- Occupation(s): Media executive, sports executive
- Known for: President of Montreal Alouettes; Commissioner of Quebec Major Junior Hockey League

= Mario Cecchini (businessman) =

Canadian media and sports executive

Mario Cecchini is a Canadian media and sports executive. He has served as commissioner of the Quebec Maritimes Junior Hockey League since 2023, and previously was president of the Montreal Alouettes of the Canadian Football League. He has worked for multiple media companies, including 15 years for Telemedia Radio.

==Media==
Cecchini had a 15-year career with Telemedia Radio, where he was of vice president of sales and marketing and executive vice-president in charge of the company's Ontario stations. In 2002, he became the vice president of sales for the TQS Television Network.

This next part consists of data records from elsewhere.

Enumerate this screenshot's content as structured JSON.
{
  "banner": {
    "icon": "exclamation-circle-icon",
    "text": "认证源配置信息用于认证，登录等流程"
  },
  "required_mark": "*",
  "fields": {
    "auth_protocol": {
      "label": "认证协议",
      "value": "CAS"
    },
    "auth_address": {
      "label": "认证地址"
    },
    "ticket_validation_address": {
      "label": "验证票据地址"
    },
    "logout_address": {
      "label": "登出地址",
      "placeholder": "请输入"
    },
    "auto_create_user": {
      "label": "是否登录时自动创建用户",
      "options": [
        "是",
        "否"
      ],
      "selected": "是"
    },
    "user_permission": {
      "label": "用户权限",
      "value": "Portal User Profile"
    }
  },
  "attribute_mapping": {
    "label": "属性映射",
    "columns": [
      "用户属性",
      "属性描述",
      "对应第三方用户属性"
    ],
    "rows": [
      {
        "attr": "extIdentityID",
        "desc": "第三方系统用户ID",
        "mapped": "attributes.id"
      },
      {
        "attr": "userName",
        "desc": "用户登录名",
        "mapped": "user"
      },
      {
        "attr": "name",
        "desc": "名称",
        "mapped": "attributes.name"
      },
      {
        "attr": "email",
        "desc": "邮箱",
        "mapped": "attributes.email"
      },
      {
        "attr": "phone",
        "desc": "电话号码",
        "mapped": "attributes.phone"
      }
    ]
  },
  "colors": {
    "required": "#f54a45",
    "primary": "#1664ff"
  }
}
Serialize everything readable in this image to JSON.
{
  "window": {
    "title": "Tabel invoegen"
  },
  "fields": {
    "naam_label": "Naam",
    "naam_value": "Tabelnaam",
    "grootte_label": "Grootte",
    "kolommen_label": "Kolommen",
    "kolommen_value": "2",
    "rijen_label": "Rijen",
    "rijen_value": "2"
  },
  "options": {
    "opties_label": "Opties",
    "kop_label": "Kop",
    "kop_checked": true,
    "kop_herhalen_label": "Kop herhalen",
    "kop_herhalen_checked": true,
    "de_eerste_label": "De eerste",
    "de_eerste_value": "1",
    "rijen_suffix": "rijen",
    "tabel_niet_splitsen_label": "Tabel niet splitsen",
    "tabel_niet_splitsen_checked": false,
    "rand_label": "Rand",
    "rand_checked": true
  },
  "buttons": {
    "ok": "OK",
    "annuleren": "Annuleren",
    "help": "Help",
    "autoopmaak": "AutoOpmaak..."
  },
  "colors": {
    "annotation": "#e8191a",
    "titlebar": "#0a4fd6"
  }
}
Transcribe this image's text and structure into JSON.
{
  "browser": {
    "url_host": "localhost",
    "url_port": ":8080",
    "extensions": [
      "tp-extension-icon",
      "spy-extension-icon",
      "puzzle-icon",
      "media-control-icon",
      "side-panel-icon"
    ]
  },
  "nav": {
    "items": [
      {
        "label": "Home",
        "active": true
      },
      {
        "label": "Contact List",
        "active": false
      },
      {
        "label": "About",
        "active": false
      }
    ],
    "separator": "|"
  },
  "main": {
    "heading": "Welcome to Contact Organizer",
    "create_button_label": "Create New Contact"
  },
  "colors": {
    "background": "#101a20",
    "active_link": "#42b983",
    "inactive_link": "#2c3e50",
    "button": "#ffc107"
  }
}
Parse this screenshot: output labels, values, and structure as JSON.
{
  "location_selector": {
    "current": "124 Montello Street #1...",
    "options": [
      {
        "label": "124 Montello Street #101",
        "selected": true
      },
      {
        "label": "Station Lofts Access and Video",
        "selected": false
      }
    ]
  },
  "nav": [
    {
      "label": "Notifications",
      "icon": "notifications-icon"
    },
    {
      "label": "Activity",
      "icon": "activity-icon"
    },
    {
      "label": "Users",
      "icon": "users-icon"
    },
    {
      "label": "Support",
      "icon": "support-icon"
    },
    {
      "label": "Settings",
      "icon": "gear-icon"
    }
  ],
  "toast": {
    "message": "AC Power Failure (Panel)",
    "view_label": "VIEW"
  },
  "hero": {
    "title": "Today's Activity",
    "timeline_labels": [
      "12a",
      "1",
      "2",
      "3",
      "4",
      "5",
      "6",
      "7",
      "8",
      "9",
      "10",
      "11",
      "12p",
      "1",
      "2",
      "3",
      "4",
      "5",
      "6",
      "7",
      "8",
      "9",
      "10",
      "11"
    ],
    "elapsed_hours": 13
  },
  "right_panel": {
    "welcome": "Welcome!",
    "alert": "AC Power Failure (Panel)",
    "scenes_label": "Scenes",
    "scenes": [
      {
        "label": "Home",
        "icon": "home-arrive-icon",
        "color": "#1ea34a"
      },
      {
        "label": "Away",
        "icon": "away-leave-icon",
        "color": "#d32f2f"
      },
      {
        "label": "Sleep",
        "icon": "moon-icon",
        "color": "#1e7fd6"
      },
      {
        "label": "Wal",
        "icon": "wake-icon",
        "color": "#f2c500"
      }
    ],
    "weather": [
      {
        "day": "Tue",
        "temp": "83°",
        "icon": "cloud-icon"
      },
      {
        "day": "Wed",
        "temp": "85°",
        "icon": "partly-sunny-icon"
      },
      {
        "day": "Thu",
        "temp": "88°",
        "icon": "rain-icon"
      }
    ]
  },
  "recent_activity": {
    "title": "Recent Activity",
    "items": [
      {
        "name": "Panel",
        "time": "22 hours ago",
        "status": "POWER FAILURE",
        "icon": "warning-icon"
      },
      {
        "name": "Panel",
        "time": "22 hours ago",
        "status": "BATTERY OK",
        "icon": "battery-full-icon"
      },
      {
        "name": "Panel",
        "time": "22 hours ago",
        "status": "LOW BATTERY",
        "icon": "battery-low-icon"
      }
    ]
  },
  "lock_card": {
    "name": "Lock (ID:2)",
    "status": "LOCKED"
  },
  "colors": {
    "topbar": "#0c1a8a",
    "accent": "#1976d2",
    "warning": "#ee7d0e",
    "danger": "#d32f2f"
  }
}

In 2003, he was appointed president and chief operating officer of Zoom Media. He then served as a vice-president of Corus Québec. In 2011 he became the senior vice-president, sales and marketing at Astral Radio. In 2013, Cecchini joined Corus Entertainment as president of Corus Media Quebec. In this role, he oversaw the company's radio and television stations in Eastern Ontario as well as French-language cable television assets and Ottawa radio stations acquired from Bell/Astral. In 2018 he started his own consulting firm.

==Canadian football==
In 2020, Cecchini was named president of the Montreal Alouettes of the Canadian Football League. Under Cecchini's leadership, the Alouettes saw increased corporate sponsorship and average attendance rose from 13,063 in 2021 to 17,683 in 2022. In December 2022, the estate of Sid Spiegel, which had controlling interest in the team, informed Cecchini that his contract would not be renewed. On February 14, 2023, the Canadian Football League took control of the Alouettes and Cecchini returned to the team as interim president. The team was sold to Pierre Karl Péladeau on March 10, 2023, and Cecchini stepped down as president on April 6, 2023.

==Junior ice hockey==
On March 7, 2023, Cecchini was named commissioner of the Quebec Major Junior Hockey League. He succeeded 37-year commissioner Gilles Courteau who resigned amid political scrutiny over hazing in hockey. Cecchini took office on May 8, 2023. In December 2023, the QMJHL changed its name to the Quebec Maritimes Junior Hockey League.